A.J.’s Big ’80s Horrorthon #6: “Return to Horror High” (1987)

by A.J. Hakari


There are usually two roads to travel in making a horror comedy. You can either weave clever jabs at cliche and convention throughout a seemingly poker-faced narrative, or you can do Airplane! with a body count. These styles are tricky enough to nail on their lonesome, but Return to Horror High wants it both ways. This greedy bastard slams cartoony sight gags and bad one-liners alongside a “serious” slasher storyline that makes no sense on its own. The result isn’t an irreverent genre send-up, so much as it’s a lazy excuse for a movie that doesn’t give enough of a shit about itself to leave the audience laughing or screaming.

Years ago, Crippen High was the site of a murder spree that rocked the community — more so because the killer himself was never caught. But not letting a thing like bad taste get in the way of a few bucks, Hollywood producer Harry Sleerik (Alex Rocco) has decided to make a cheap horror movie based off of the massacre as his next project.

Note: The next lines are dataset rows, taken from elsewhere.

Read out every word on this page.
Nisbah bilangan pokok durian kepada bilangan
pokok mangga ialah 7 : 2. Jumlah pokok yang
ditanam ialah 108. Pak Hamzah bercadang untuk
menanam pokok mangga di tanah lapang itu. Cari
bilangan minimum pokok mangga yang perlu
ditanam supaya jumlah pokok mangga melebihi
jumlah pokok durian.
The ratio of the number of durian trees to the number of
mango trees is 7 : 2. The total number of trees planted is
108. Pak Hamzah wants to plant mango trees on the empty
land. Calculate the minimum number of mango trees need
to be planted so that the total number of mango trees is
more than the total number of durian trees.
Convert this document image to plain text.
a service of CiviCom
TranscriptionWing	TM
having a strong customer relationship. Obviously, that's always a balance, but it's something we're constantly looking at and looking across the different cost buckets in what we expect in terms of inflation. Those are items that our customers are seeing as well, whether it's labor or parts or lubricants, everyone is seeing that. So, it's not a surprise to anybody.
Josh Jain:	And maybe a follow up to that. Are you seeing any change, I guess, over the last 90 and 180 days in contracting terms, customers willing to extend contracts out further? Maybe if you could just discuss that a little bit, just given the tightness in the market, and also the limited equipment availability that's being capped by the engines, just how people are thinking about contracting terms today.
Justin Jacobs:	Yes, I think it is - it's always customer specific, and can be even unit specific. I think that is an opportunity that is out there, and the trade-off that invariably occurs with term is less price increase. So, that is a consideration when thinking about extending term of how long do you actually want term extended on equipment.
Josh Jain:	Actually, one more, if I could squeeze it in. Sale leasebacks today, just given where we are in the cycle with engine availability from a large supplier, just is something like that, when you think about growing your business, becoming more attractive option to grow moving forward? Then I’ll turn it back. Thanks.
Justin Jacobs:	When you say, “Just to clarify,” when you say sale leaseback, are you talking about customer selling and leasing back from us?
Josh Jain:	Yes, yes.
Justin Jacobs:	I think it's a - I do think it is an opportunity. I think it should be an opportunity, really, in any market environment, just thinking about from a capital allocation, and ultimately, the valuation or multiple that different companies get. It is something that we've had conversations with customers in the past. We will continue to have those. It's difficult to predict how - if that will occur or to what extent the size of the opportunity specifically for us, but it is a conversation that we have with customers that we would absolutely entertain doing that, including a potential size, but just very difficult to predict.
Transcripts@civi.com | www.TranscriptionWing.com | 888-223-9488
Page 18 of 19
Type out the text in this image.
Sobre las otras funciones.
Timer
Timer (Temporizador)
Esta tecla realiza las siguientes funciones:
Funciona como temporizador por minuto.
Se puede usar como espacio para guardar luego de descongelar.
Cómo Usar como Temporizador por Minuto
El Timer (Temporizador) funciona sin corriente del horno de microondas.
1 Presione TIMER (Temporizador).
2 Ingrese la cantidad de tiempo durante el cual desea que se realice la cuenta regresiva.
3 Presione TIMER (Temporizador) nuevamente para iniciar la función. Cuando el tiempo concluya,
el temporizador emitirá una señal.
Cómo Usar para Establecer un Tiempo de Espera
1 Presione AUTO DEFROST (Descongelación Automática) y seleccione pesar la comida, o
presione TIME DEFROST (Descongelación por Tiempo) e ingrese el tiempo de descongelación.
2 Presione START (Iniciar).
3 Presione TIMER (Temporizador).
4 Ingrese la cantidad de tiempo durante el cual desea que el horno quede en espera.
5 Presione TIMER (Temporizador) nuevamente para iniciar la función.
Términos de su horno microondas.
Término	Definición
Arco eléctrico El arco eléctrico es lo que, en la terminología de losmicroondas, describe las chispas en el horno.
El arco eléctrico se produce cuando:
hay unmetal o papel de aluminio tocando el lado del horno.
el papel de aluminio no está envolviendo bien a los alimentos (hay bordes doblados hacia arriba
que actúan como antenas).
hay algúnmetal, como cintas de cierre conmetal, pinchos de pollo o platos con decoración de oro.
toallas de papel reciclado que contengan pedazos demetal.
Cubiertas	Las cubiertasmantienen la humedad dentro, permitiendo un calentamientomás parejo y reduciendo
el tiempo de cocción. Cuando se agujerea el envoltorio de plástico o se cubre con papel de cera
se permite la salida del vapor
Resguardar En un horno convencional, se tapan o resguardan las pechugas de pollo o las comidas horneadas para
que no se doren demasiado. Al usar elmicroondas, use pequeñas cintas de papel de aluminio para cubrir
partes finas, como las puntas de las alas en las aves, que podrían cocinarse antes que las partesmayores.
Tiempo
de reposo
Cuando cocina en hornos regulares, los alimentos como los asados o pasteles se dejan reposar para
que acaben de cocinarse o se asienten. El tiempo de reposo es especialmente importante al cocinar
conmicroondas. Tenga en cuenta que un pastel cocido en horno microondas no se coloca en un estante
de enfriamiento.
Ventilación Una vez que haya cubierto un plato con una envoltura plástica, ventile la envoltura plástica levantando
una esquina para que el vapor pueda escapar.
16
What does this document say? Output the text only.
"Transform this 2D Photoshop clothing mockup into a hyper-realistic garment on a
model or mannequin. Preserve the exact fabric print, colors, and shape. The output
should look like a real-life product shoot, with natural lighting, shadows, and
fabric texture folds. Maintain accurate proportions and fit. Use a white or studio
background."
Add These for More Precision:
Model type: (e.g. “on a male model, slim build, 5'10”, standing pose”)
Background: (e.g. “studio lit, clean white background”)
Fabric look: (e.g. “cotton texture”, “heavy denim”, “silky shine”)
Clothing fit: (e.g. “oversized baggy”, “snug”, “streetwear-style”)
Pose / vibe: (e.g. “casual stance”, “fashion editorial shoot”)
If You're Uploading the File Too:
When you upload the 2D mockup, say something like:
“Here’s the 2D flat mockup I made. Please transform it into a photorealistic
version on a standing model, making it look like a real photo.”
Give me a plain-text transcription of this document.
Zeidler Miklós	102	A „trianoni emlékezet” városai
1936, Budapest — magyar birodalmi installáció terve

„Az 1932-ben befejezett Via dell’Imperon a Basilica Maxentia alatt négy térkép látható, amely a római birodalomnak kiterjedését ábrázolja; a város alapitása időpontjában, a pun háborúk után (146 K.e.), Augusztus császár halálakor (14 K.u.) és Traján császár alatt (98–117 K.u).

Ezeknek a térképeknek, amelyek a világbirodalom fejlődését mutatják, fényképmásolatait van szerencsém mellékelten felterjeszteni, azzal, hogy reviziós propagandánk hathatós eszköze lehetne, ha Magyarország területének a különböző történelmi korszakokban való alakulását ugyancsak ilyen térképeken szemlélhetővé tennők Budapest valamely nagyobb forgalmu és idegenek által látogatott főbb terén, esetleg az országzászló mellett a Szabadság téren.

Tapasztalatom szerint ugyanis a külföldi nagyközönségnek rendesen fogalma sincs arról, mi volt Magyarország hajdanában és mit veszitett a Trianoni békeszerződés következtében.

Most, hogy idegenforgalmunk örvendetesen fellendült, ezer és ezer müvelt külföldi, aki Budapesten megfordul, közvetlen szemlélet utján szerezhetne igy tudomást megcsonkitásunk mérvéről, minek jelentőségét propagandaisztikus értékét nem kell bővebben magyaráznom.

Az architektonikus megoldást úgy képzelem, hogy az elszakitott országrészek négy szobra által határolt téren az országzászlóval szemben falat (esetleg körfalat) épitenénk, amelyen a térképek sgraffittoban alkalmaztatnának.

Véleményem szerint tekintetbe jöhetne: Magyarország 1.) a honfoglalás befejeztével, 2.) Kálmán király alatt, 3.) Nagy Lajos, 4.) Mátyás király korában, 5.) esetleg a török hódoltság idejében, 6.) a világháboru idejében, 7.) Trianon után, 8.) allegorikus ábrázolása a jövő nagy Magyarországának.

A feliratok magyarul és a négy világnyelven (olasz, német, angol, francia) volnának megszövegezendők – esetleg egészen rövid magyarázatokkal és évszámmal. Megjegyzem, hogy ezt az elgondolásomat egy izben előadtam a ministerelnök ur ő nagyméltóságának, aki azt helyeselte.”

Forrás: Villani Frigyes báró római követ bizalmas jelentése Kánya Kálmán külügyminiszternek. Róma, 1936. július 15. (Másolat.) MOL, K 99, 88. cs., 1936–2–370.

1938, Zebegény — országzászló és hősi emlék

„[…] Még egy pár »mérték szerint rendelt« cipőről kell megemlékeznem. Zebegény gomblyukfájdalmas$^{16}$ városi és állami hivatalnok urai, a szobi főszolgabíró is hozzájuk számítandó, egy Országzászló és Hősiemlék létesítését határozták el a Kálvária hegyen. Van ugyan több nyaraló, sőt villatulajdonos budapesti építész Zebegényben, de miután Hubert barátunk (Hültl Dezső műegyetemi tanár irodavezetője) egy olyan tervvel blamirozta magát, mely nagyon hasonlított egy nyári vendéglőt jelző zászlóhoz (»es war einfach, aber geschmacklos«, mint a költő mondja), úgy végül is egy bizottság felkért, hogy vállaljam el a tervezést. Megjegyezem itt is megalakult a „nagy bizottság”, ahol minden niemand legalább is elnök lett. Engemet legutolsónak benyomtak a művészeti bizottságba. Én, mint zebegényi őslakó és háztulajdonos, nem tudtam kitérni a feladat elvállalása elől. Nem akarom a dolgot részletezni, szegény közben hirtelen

Furthermore, he’s shooting the whole thing in Crippen High itself, which doesn’t exactly thrill his overworked and underpaid crew. But a few bounced checks is nothing compared to the terror that awaits them in Crippen’s halls, as a certain madman has come back to continue his rampage on Tinseltown’s B-squad.

Like with He Knows You’re Alone, the world at large would have probably forgotten that Return to Horror High ever existed, were it not for a future star’s five-minute appearance. This time, it’s George Clooney turning in one of his first screen roles (as a smirk-happy leading man), and even then, he was good. But his time is short-lived, and you get to spend the rest of Return to Horror High trying to figure out what in the hell kind of movie they were aiming for here. One minute you have Marcia Brady scarfing chili dogs over corpses (seriously, they roped poor Maureen McCormick into this), and in the next, we see the aimless filming of a kill scene that serves no purpose, as a joke or a jolt. The film suddenly concerns itself with a plot at the 50-minute mark, but the damage has been done and the viewer screwed with too often to develop any interest in characters drawn as one-note stereotypes to begin with.

I wasn’t a huge fan of the 1981 spoof Student Bodies, but it’s a far more savvy (and funny) production than Return to Horror High. It takes more than mentioning some horror tropes to appear smart, and, even with comedies, it takes a coherent story to help anything you’re trying to accomplish get off the ground. Return to Horror High is as inept as they get, hurtling joke after horribly-botched joke into the void and expecting a hearty guffaw for its troubles.